Gugatan Cekal Bambang Trihatmojo Ditolak, Ini Putusan Lengkap PTUN

Jakarta, Akuratnews.com - Pengadilan Tata Usaha Negara (PTUN) Jakarta menolak gugatan terkait cekal atas pengusaha Bambang Trihatmodjo.

Majelis PTUN dalam amar putusannya menyatakan gugatan anak Presiden RI kedua, Soeharto ini tidak diterima.

"Amar putusan. Mengadili. Menyatakan Gugatan Penggugat tidak diterima (niet ontvankelijk verklaard)," demikian isi amar putusan PTUN Jakarta seperti dikutip dari Sistem Informasi Penelusuran Perkara (SIPP) PTUN Jakarta, Jumat (5/3).

Putusan itu dibacakan dalam sidang secara virtual pada Kamis (4/3) kemarin dengan ketua majelis hakim Dyah Widiastuti dengan anggota Indah Mayasari dan Elfiany. Sedangkan tim hukum Bambang diketuai mantan Ketua KPK, Busyro Muqoddas.

"Menghukum Penggugat (Bambang, red) untuk membayar biaya perkara sebesar Rp 429.000," ujar majelis.

Sebagaimana diketahui, Kementerian Keuangan (Kemenkeu) lewat keputasan Menkeu Sri Mulyani mencekal Bambang Trihatmodjo pada akhir 2019. Kemudian diperpanjang lagi pada Mei 2020 untuk enam bulan ke depan dengan menerbitkan SK No 108/KM.6/2020 tentang Penetapan Perpanjangan Pencegahan Bepergian Ke Luar Wilayah Republik Indonesia Terhadap Sdr Bambang Trihatmodjo (Ketua Konsorsium Mitra Penyelenggara Sea Games XIX Tahun 1997) dalam Rangka Pengurusan Piutang Negara.

"Sebenarnya pencekalan pergi ke luar negeri ini mekanisme yang biasa diterapkan pada case serupa," kata Kepala Biro Komunikasi dan Layanan Informasi (KLI) Kementerian Keuangan, Rahayu Puspasari, beberapa waktu lalu.

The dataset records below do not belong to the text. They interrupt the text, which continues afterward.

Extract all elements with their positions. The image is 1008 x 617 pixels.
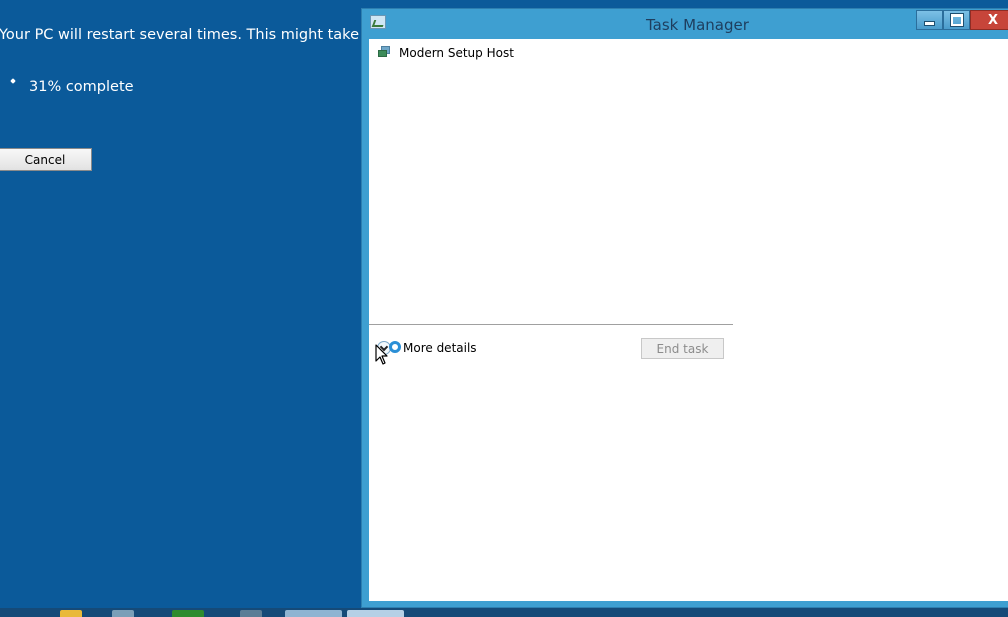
maximize-button[interactable] xyxy=(943,10,970,30)
task-manager-app-icon[interactable] xyxy=(370,15,386,29)
taskbar-task-manager-button[interactable] xyxy=(347,610,404,617)
task-manager-content: Modern Setup Host More details End task xyxy=(369,39,1008,601)
taskbar-setup-button[interactable] xyxy=(285,610,342,617)
more-details-toggle[interactable]: More details xyxy=(377,341,487,359)
taskbar-app-icon[interactable] xyxy=(240,610,262,617)
progress-percent-text: 31% complete xyxy=(29,79,134,95)
task-manager-window: Task Manager X Modern Setup Host More de… xyxy=(361,8,1008,608)
click-indicator-icon xyxy=(389,341,401,353)
mouse-pointer-icon xyxy=(375,344,388,365)
close-button[interactable]: X xyxy=(970,10,1008,30)
footer-divider xyxy=(369,324,733,325)
cancel-button[interactable]: Cancel xyxy=(0,148,92,171)
desktop: Your PC will restart several times. This… xyxy=(0,0,1008,617)
title-bar[interactable]: Task Manager X xyxy=(362,9,1008,39)
task-name: Modern Setup Host xyxy=(399,46,514,60)
setup-host-icon xyxy=(378,46,390,57)
window-title: Task Manager xyxy=(646,16,749,34)
close-icon: X xyxy=(987,12,999,28)
setup-status-message: Your PC will restart several times. This… xyxy=(0,27,403,43)
minimize-button[interactable] xyxy=(916,10,943,30)
maximize-icon xyxy=(950,14,963,26)
taskbar-store-icon[interactable] xyxy=(172,610,204,617)
progress-spinner-icon xyxy=(10,78,16,84)
more-details-label[interactable]: More details xyxy=(403,341,477,355)
task-list-item[interactable]: Modern Setup Host xyxy=(369,43,729,65)
taskbar-ie-icon[interactable] xyxy=(60,610,82,617)
minimize-icon xyxy=(924,21,935,26)
end-task-button[interactable]: End task xyxy=(641,338,724,359)
taskbar xyxy=(0,608,1008,617)
taskbar-explorer-icon[interactable] xyxy=(112,610,134,617)
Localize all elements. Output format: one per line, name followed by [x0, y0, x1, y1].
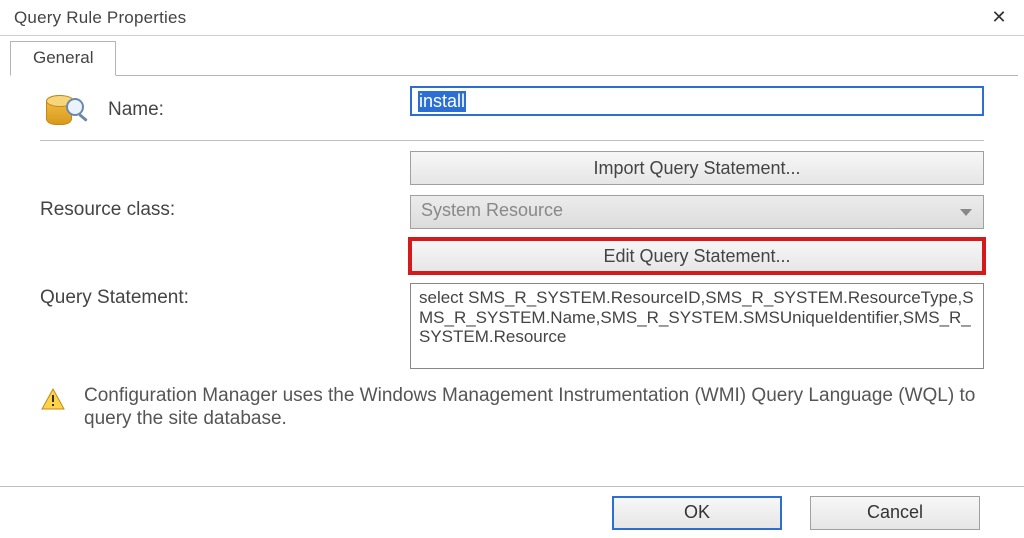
name-input-value: install [418, 91, 466, 112]
query-statement-label: Query Statement: [40, 287, 189, 309]
warning-icon [40, 387, 66, 411]
query-statement-text[interactable]: select SMS_R_SYSTEM.ResourceID,SMS_R_SYS… [410, 283, 984, 369]
close-icon[interactable]: ✕ [984, 7, 1014, 28]
window-title: Query Rule Properties [14, 8, 186, 28]
edit-query-button[interactable]: Edit Query Statement... [410, 239, 984, 273]
title-bar: Query Rule Properties ✕ [0, 0, 1024, 36]
info-text: Configuration Manager uses the Windows M… [84, 385, 984, 431]
import-query-button[interactable]: Import Query Statement... [410, 151, 984, 185]
name-input[interactable]: install [410, 86, 984, 116]
dialog-content: Name: install Import Query Statement... … [0, 76, 1024, 431]
resource-class-select[interactable]: System Resource [410, 195, 984, 229]
tab-strip: General [10, 40, 1018, 76]
cancel-button[interactable]: Cancel [810, 496, 980, 530]
query-db-icon [40, 90, 88, 130]
resource-class-value: System Resource [421, 200, 563, 220]
name-label: Name: [108, 99, 164, 121]
resource-class-label: Resource class: [40, 199, 175, 221]
dialog-footer: OK Cancel [0, 486, 1024, 538]
tab-general[interactable]: General [10, 41, 116, 76]
ok-button[interactable]: OK [612, 496, 782, 530]
separator [40, 140, 984, 141]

Menurut Puspa, seseorang dicegah atau dicekal ke luar wilayah Indonesia karena memiliki kewajiban yang belum diselesaikan.

"Seseorang dicegah bepergian ke luar wilayah RI karena mempunyai tanggungan yang belum dikembalikan ke negara," kata Puspa.

Untuk diketahui, Bambang Trihatmodjo dicekal ke luar Indonesia karena memiliki piutang saat menjabat sebagai Ketua Konsorsium Mitra Penyelenggara SEA Games XIX Tahun 1997.

Bambang pun menggugat Kementerian Keuangan soal pencegahan ke luar negeri ini. Gugatan ini didaftarkan ke PTUN Jakarta pada 15 September lalu dan teregistrasi dengan nomor perkara 179/G/2020/PTUN.JKT.

Dikutip dari situs resmi Sistem Informasi Penelusuran Perkara (SIPP) PTUN Jakarta, Bambang tercatat sebagai penggugat dan kementerian Keuangan merupakan pihak tergugat.

Bambang meminta PTUN Jakarta membatalkan Keputusan Menkeu Nomor 108/KM.6/2020 tanggal 27 Mei 2020 tentang 'Penetapan Perpanjangan Pencegahan Bepergian ke Luar Wilayah RI terhadap Sdr. Bambang Trihatmodjo (Ketua Konsorsium Mitra Penyelenggara Sea Games XIX Tahun 1997) dalam Rangka Pengurusan Piutang Negara'.

Kemudian, Bambang juga meminta Kementerian Keuangan mencabut keputusan tentang pencekalan ke luar negeri tersebut.